Part II - 6/15

            June 15, 2004.  I could hear Caleb getting louder and louder as I came further and further out of sleep.  He was in his crib, about four (4) feet away from the foot of my bed.  Jumping and playing, like he did every morning.  

            This wasn’t like every other morning though.           

            Aiden, who had awoken earlier that morning, was in his bassinet at the foot of my bed.  For a moment, I wondered why he wasn’t up yet.  I suppose this is what prompted me to check on him.  

            I rose from my bed, trying to shoosh Caleb as his baby brother was still sleeping.  I went to the bassinet, and there he was.  My son, my Aiden….  Eyes partially open, not moving, not breathing.  His skin was grey.  

            Even thinking back on this moment, I am brought to tears.  My mind cannot explain to my heart that image.  The image of my son, dead.  The image that will never wash from the confines of my brain.  The image that will haunt me in my nightmares.  The image I will wake up to every morning.

            I screamed.  I didn’t know what else to do.  I screamed again.  My mother, who was on the third floor, heard me.  She ran downstairs in a panic.  The phone – it was on my bed.  I grabbed it.  Dialed 911.  Screamed at the operator on the phone that my son wasn’t breathing.  I needed help.  Someone had to save my son.  Why was this happening?  

            I sank to my knees in disbelief.  This wasn’t happening.  At any moment I would wake up and snuggle with my boys.  At any moment, I would be changing diapers, making bottles, and putting Aiden is his favorite swing.  This wasn’t real.  It couldn’t be real.  

            I sat there, on my knees, unable to process.  My mother was screaming as she attempted to do CPR.  “JES, AM I DOING THIS RIGHT?!?!?!!?!  JES, SNAP OUT OF IT!!!”  

            I didn’t know.  I didn’t know anything.  

            Caleb sat there, in his crib, quiet now.  He wasn’t jumping.  He wasn’t playing.  I guess, he too, was trying to process this as well.

            The EMT’s came in.  They took my Aiden.  They held him, like I did.  They rushed him up the steps and stayed in the ambulance working on him.  

            Caleb had a onsie on.  My mother was in a panic.  Rushing around.  I stood there.  I didn’t understand any of this.  I remember her shaking me.  In the hallway by the kitchen.  Grabbing my shoulders and shaking me.  “Jes, you need to get it together.  You have Caleb.  He needs his mother, right now!”

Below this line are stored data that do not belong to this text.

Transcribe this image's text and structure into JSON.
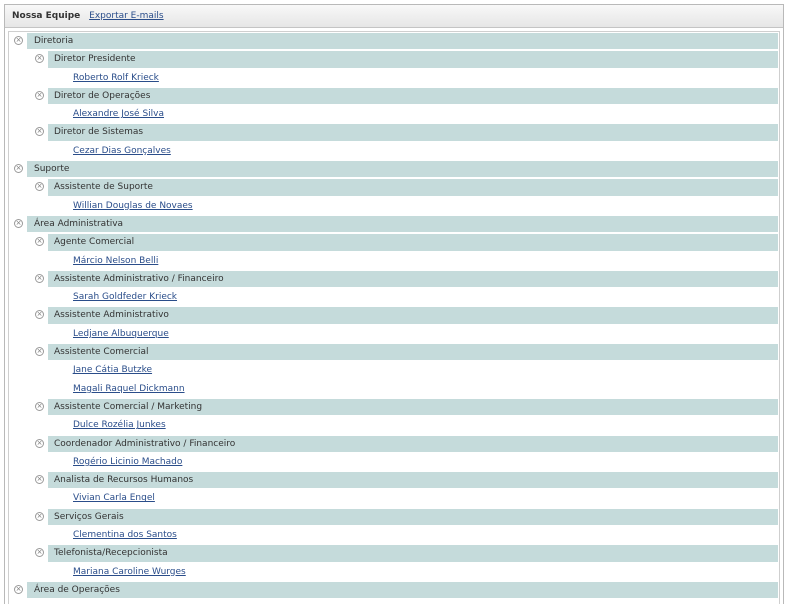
{
  "header": {
    "title": "Nossa Equipe",
    "export_label": "Exportar E-mails"
  },
  "toggle_icon": "collapse-icon",
  "band_color": "#c5dbdb",
  "link_color": "#2a4d8a",
  "tree": [
    {
      "label": "Diretoria",
      "children": [
        {
          "label": "Diretor Presidente",
          "children": [
            "Roberto Rolf Krieck"
          ]
        },
        {
          "label": "Diretor de Operações",
          "children": [
            "Alexandre José Silva"
          ]
        },
        {
          "label": "Diretor de Sistemas",
          "children": [
            "Cezar Dias Gonçalves"
          ]
        }
      ]
    },
    {
      "label": "Suporte",
      "children": [
        {
          "label": "Assistente de Suporte",
          "children": [
            "Willian Douglas de Novaes"
          ]
        }
      ]
    },
    {
      "label": "Área Administrativa",
      "children": [
        {
          "label": "Agente Comercial",
          "children": [
            "Márcio Nelson Belli"
          ]
        },
        {
          "label": "Assistente Administrativo / Financeiro",
          "children": [
            "Sarah Goldfeder Krieck"
          ]
        },
        {
          "label": "Assistente Administrativo",
          "children": [
            "Ledjane Albuquerque"
          ]
        },
        {
          "label": "Assistente Comercial",
          "children": [
            "Jane Cátia Butzke",
            "Magali Raquel Dickmann"
          ]
        },
        {
          "label": "Assistente Comercial / Marketing",
          "children": [
            "Dulce Rozélia Junkes"
          ]
        },
        {
          "label": "Coordenador Administrativo / Financeiro",
          "children": [
            "Rogério Licinio Machado"
          ]
        },
        {
          "label": "Analista de Recursos Humanos",
          "children": [
            "Vivian Carla Engel"
          ]
        },
        {
          "label": "Serviços Gerais",
          "children": [
            "Clementina dos Santos"
          ]
        },
        {
          "label": "Telefonista/Recepcionista",
          "children": [
            "Mariana Caroline Wurges"
          ]
        }
      ]
    },
    {
      "label": "Área de Operações",
      "children": []
    }
  ]
}
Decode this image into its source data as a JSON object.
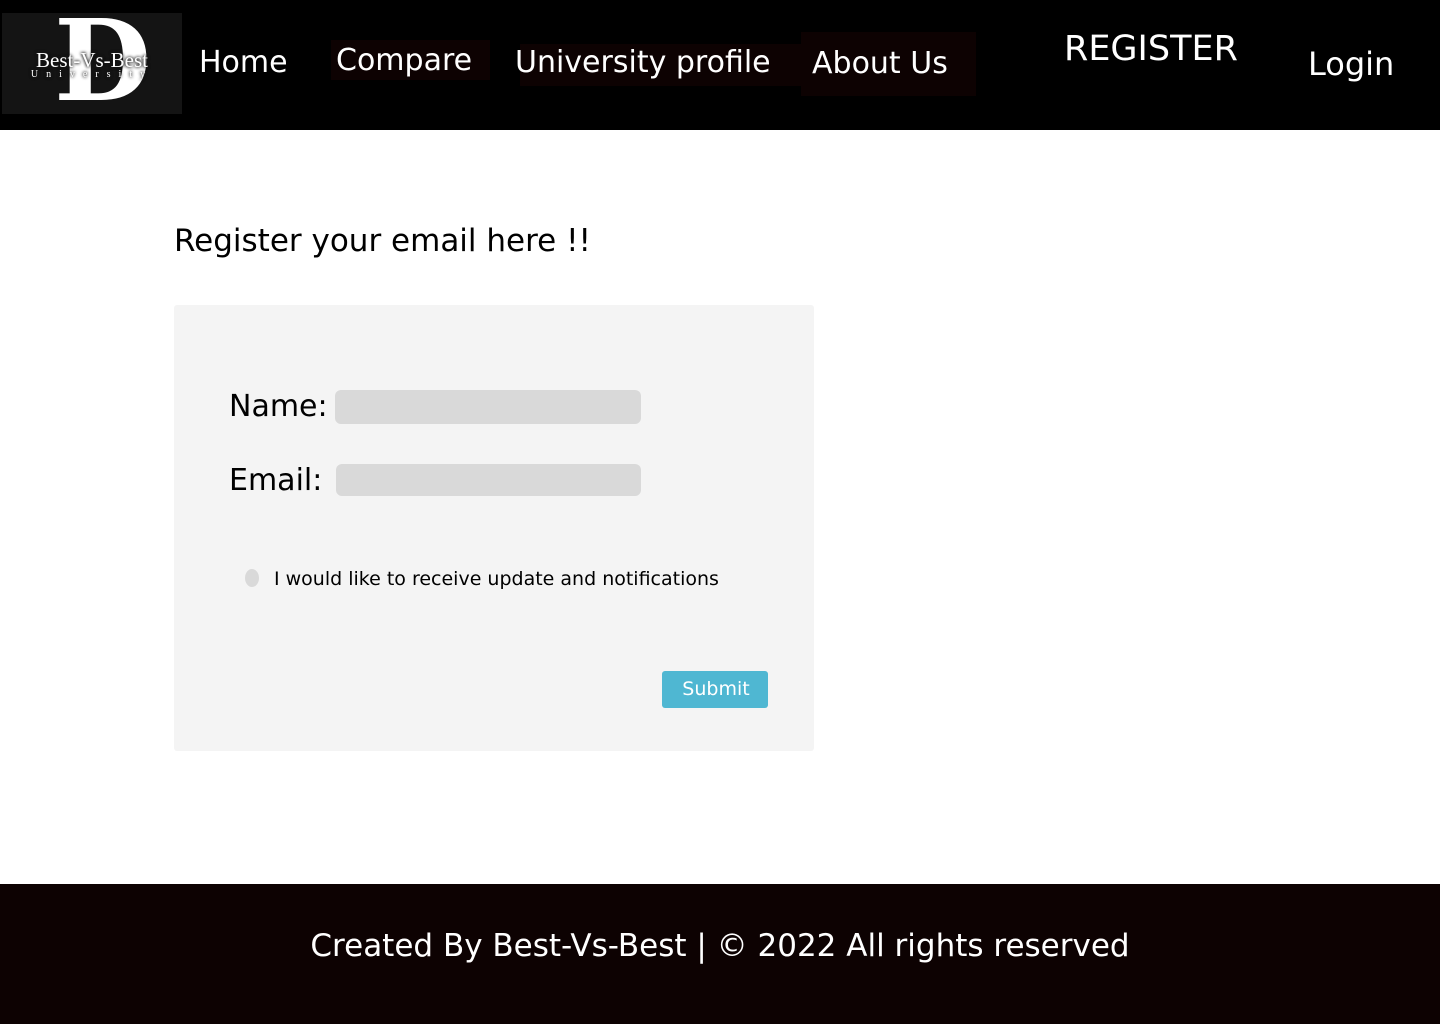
{
  "brand": {
    "logo_letter": "D",
    "logo_name": "Best-Vs-Best",
    "logo_sub": "University"
  },
  "nav": {
    "home": "Home",
    "compare": "Compare",
    "university_profile": "University profile",
    "about_us": "About Us",
    "register": "REGISTER",
    "login": "Login"
  },
  "main": {
    "heading": "Register your email here !!"
  },
  "form": {
    "name_label": "Name:",
    "name_value": "",
    "name_placeholder": "",
    "email_label": "Email:",
    "email_value": "",
    "email_placeholder": "",
    "notify_label": "I would like to receive update and notifications",
    "submit_label": "Submit"
  },
  "footer": {
    "text": "Created By Best-Vs-Best | © 2022 All rights reserved"
  },
  "colors": {
    "nav_bg": "#000000",
    "footer_bg": "#0d0202",
    "form_bg": "#f4f4f4",
    "input_bg": "#d9d9d9",
    "submit_bg": "#4fb7d2"
  }
}
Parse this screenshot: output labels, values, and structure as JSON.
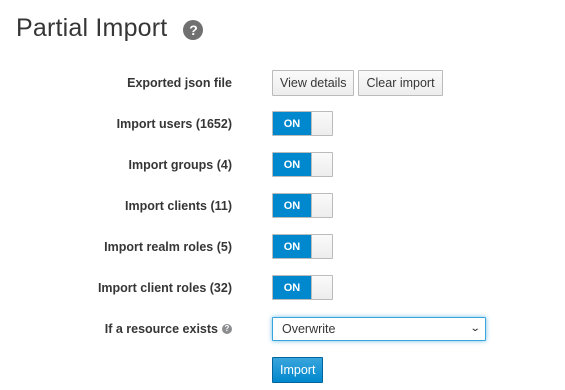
{
  "header": {
    "title": "Partial Import",
    "help_glyph": "?"
  },
  "form": {
    "file_row": {
      "label": "Exported json file",
      "view_details": "View details",
      "clear_import": "Clear import"
    },
    "toggles": [
      {
        "label": "Import users (1652)",
        "state": "ON"
      },
      {
        "label": "Import groups (4)",
        "state": "ON"
      },
      {
        "label": "Import clients (11)",
        "state": "ON"
      },
      {
        "label": "Import realm roles (5)",
        "state": "ON"
      },
      {
        "label": "Import client roles (32)",
        "state": "ON"
      }
    ],
    "resource_row": {
      "label": "If a resource exists",
      "help_glyph": "?",
      "selected": "Overwrite"
    },
    "submit_label": "Import"
  },
  "colors": {
    "primary": "#0088ce",
    "focus": "#39a5dc"
  }
}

            We piled in my mother’s car and followed the ambulance at lightning speed.  They put us all in a little room; a little grey room with generic blue furniture.  I needed air.  I needed a cigarette.  

            I went outside where they bring the ambulances in and sat on the curb.  I remember my father and step-mother showed up.  I had never seen my father cry, until he walked up to me and waved.  

            I’m not sure how long I was outside for.  It could have been seconds, it could have been minutes.  

            I went back in to the little room with the blue furniture.  A doctor came in with his very, crisp white coat and sat down across from me.  “I’m sorry,” he said.  After those two (2) words, anything else he said is just a blur. 

            My mind left.  It went back to yesterday when Aiden and I were sitting on the front steps at my mother’s house experiencing the sunlight and playing patty-cake.   

           Next thing I know, my mother grabs my arm.  She tells me to go see Aiden.  I follow Dr.Crisp-White-Jacket back through a set of double-doors and into a hospital room. 

            There he was lying there… on this big, huge, stretcher.  His skin was pink.  I thought he may be sleeping.  He had a white blanket covering his belly and legs.  I sat there.  I put my head on the bed next to his tummy.  I needed him to wake him.  “Come back to me,” I thought.   I stroked his hair.  His eyes were closed.  I stared at him, waiting… waiting for a miracle I guess… waiting to see his little belly rise and fall… waiting for my Aiden to come back to me. 

            My Aiden wouldn’t be coming back to me.